The problem, of course, finally boils down to this: The evangelical groups represent only a few hundred students, but they are strongly pro-life and opposed to homosexual marriage. The mainline Protestant employees of Campus Ministry find such things embarrassing, and so they kick the evangelicals off campus, employing the power of the officially Catholic chaplain’s office and the rhetoric of the school’s Catholic identity.

Pope Benedict XVI corrects Katherine Harris

Well, sort of.  Katherine Harris's stupid statement about electing Christians -- aside:  why is it so hard for people who believe, as I do, that faith and public life are not and cannot be compartmentalized to avoid falling into the "separation of church and state is a myth" trap -- reminded me of this, from then-Cardinal Ratzinger's Salt of the Earth.  After observing that, in fact, it was Christianity that brought the separation of Church and state into the world, he continues:

“Until then the political constitution and religion were always united.  It was the norm in all cultures for the state to have sacrality in itself and be the supreme protector of sacrality. . . .  Christianity did not accept this but deprived the state of its sacral nature.  . . . In this sense, this separation is ultimately a primordial Christian legacy and also a decisive factor for freedom.  Thus, the state is not itself a sacred power but simply an order that finds its limits in a faith that worships, not the state, but a God who stands over against it and judges it.”

Sunday, August 27, 2006

Executive clemency

This editorial, from today's Washington Post, caught my attention.  Here is the first paragraph:

WE HAVE our differences with Maryland Gov. Robert L. Ehrlich Jr. (R). But his record on clemency, the dispensing of mercy to those convicted of crimes, is truly exemplary. Where many governors, and President Bush, wield their power to forgive with great timidity -- seeing virtually any substantial use of it as a potential political liability with no upside -- Mr. Ehrlich has been bold. In less than one term in office, his 190 pardons and commutations eclipse by far the sum of those issued in two terms each by his immediate predecessors, William Donald Schaefer and Parris N. Glendening. Other chief executives should take note.

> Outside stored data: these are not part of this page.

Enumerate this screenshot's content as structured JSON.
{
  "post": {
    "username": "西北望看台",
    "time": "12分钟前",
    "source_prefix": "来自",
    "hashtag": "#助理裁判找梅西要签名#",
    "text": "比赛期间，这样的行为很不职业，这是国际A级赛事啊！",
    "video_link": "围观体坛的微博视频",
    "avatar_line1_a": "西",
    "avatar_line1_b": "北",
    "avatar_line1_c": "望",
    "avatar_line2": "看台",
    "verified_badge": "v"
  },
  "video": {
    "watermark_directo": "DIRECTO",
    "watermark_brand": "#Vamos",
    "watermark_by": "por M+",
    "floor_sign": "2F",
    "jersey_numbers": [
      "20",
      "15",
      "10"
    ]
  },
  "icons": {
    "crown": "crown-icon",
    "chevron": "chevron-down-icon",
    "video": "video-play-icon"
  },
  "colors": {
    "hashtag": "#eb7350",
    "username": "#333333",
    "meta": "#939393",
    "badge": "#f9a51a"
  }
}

I tend to agree that our practices today with respect to crime-and-punishment are such that executive clemency is an important means of correcting or preventing injustices and should be used freely for this purpose.  At the same time, there is always the danger that clemency, if granted haphazardly, casually, or arbitrarily, can undermine the very ends it is supposed to promote.  So, what's the solution?

Here and here are some earlier MOJ posts on the subject.

Friday, August 25, 2006

Religiously arguing

As Rob reported not long ago, there has been a lively conversation in the blogosphere -- particularly in the right-leaning sectors -- about Heather MacDonalds' recent piece criticizing conservatives' use of religious arguments.  (Lots links available here).  Now, Ms. MacDonald has written an admirably charitable and thoughtful response to some of her critics, in particular Michael Novak.